But I also believe that loving New York means refusing to buy into the jaded mentality of “that’s just how New York is.” This city is a living monument to the work of starry-eyed dreamers, from the philanthropists that shaped the topography of the city to the artists that have shaped the world. New York is never finished or fixed but that’s part of its beauty. And I love that we have collectively decided on (cautious) optimism, to imagine a better future for all, not just a wealthy few. New York State’s motto is “Excelsior” which means “ever upward,” reflected in both its towering skyscrapers and its relentless ambition. New York has always been the City of Dreams, but rather than dangling that dream on a fishing line from an ivory tower, the new generation of politics is co-creating a new one, giving us permission to ask for more. I love this city and I love being a New Yorker (I’m feeling very locally patriotic post-election and post-marathon). And love is sometimes messy.

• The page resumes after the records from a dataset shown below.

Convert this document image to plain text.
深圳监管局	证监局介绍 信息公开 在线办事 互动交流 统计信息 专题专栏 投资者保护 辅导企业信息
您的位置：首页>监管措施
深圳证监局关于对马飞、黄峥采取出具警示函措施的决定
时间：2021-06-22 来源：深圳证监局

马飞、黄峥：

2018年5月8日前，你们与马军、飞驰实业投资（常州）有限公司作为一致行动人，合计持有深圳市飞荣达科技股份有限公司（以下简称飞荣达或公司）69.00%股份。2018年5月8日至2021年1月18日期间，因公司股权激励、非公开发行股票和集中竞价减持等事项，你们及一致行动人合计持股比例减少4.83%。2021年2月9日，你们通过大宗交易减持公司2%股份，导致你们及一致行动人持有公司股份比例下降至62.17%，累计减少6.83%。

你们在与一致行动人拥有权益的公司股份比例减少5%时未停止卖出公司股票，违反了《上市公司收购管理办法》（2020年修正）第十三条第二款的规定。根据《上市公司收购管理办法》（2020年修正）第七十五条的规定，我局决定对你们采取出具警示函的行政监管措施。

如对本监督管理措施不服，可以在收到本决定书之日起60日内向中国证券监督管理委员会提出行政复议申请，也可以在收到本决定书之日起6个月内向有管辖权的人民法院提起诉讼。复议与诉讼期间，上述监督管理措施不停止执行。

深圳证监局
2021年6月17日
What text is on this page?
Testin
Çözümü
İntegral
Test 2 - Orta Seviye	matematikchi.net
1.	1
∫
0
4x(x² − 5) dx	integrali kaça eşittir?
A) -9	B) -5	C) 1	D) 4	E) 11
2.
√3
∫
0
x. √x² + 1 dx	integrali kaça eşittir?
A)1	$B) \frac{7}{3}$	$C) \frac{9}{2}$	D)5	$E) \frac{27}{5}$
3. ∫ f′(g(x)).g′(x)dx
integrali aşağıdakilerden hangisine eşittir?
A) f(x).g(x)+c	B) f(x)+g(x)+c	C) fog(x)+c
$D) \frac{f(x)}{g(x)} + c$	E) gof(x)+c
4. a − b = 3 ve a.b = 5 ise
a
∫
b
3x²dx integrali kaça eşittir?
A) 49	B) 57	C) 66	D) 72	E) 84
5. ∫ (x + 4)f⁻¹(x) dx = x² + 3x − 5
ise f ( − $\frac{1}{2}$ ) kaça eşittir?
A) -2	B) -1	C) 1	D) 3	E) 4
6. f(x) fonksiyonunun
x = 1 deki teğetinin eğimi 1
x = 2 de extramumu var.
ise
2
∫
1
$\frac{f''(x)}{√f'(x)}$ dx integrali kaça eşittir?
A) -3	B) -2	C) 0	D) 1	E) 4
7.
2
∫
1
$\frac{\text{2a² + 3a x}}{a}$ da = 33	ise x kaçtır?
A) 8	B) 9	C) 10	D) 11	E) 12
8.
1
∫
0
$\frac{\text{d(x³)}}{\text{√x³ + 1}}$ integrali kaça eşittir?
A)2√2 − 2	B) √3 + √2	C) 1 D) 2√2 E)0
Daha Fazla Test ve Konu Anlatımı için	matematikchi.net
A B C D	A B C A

From The New Yorker piece:
While his opponents described New York as broke, dysfunctional, and crime-ridden, Mamdani talked about the city as a lovely, if chaotic, place—full of tumult and injustices, yes, but also of life and possibilities. The Mamdani Cinematic Universe is a place where you can take the subway to the city clerk’s office to marry the girl you met on Hinge, where you can do Tai Chi and salsa-dance with old folks on the Lower East Side, where you can go for a polar plunge off Coney Island on New Year’s Day and walk the entire length of Manhattan on a hot summer night.